Friday 27 August 2010

Ethnic registration

This morning I found a piece of paper on the table in the train. It was a printed A4. The title read: 'Have you registered your ethnicity yet?' It was about the new government and how far PVV, one of the parties, wants to go. And that one should think twice before supporting such initiatives. PVV suggests everyone's ethnicity should be registered. I didn't vote for PVV. And I am inclined to oppose anything they stand for. But this pamphlet brought me back in time.

In Soviet Union everyone had their ethnicity in their passport.

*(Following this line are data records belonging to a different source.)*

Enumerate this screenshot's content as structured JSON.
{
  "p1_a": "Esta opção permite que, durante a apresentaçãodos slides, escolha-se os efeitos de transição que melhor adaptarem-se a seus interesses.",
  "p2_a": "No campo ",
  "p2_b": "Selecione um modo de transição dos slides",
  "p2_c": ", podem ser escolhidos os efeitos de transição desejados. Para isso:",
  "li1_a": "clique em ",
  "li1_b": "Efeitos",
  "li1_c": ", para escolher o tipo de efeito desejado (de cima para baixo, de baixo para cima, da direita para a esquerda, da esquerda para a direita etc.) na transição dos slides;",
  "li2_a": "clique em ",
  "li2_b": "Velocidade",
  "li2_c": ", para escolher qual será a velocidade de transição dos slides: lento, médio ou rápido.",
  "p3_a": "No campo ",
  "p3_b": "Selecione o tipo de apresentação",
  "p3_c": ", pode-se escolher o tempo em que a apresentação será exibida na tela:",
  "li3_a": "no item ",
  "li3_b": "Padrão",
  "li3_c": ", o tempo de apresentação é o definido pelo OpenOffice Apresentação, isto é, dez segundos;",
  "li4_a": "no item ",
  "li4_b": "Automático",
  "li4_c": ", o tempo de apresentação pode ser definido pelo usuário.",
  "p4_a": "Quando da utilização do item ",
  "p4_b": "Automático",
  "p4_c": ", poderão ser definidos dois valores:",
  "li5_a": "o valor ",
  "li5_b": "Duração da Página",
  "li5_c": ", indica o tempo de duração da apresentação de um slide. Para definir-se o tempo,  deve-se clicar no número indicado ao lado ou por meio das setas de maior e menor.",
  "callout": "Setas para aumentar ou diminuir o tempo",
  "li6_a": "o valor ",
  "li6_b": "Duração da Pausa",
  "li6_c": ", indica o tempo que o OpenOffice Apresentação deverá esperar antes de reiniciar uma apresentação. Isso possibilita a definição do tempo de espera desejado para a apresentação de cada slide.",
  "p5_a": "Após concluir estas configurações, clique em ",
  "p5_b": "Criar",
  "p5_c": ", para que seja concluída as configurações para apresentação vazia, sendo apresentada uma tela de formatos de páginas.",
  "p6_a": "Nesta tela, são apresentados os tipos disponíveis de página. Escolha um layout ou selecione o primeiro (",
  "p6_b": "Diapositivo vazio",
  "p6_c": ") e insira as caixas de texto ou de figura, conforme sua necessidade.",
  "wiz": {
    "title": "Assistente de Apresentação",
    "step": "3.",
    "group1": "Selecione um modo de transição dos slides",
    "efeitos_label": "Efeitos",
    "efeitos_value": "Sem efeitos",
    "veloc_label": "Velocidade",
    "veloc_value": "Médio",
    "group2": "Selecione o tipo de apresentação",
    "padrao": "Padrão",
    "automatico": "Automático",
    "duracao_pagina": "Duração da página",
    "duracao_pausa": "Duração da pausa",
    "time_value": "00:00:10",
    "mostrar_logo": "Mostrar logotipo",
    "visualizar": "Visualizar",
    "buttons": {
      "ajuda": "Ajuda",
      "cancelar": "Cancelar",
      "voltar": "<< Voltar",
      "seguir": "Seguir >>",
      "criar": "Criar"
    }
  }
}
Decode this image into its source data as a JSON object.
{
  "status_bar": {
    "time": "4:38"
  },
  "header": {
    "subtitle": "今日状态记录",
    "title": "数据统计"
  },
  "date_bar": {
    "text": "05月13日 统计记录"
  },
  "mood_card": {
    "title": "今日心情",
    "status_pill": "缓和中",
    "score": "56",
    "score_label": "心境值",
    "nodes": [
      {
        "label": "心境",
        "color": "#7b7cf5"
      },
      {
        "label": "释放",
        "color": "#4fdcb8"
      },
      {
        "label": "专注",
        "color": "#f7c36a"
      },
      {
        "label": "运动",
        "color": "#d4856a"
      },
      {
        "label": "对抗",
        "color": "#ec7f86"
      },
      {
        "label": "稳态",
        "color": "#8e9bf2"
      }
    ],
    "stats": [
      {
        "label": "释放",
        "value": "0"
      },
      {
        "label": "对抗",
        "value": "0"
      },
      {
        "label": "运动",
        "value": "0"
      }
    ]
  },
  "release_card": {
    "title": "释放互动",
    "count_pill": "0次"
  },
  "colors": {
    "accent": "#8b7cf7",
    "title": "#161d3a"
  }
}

Kids had the ethnicity of their parents in their birth certificate.
Like this -->
If both of your parents had the same ethnicity, you'd automatically 'inherit' that. Otherwise you had to choose once you reached the age of 16 and ordered your passport. It was a tough choice for me then. Not that I felt particularly Jewish, but choosing one felt like denying the other. Tough choice.

When Ukraine became independent in 1991 a lot needed to be taken care of. We carried our Soviet passports, but at a certain point we had a stamp in them stating that we are citizens of Ukraine now. And then the new passports came. They didn't have ethnicity in them. And guess what? We were not happy about that! For all the minorities this felt like Ukraine was denying their right to belong to their ethnic group. Everyone is Ukrainian now. And that's not what we wanted. Russians, Jews, Hungarians, etc. all wanted to be what they are.

It's amazing how differently people can see the same issue when they look from different perspectives. I am against ethnic registration in the Netherlands.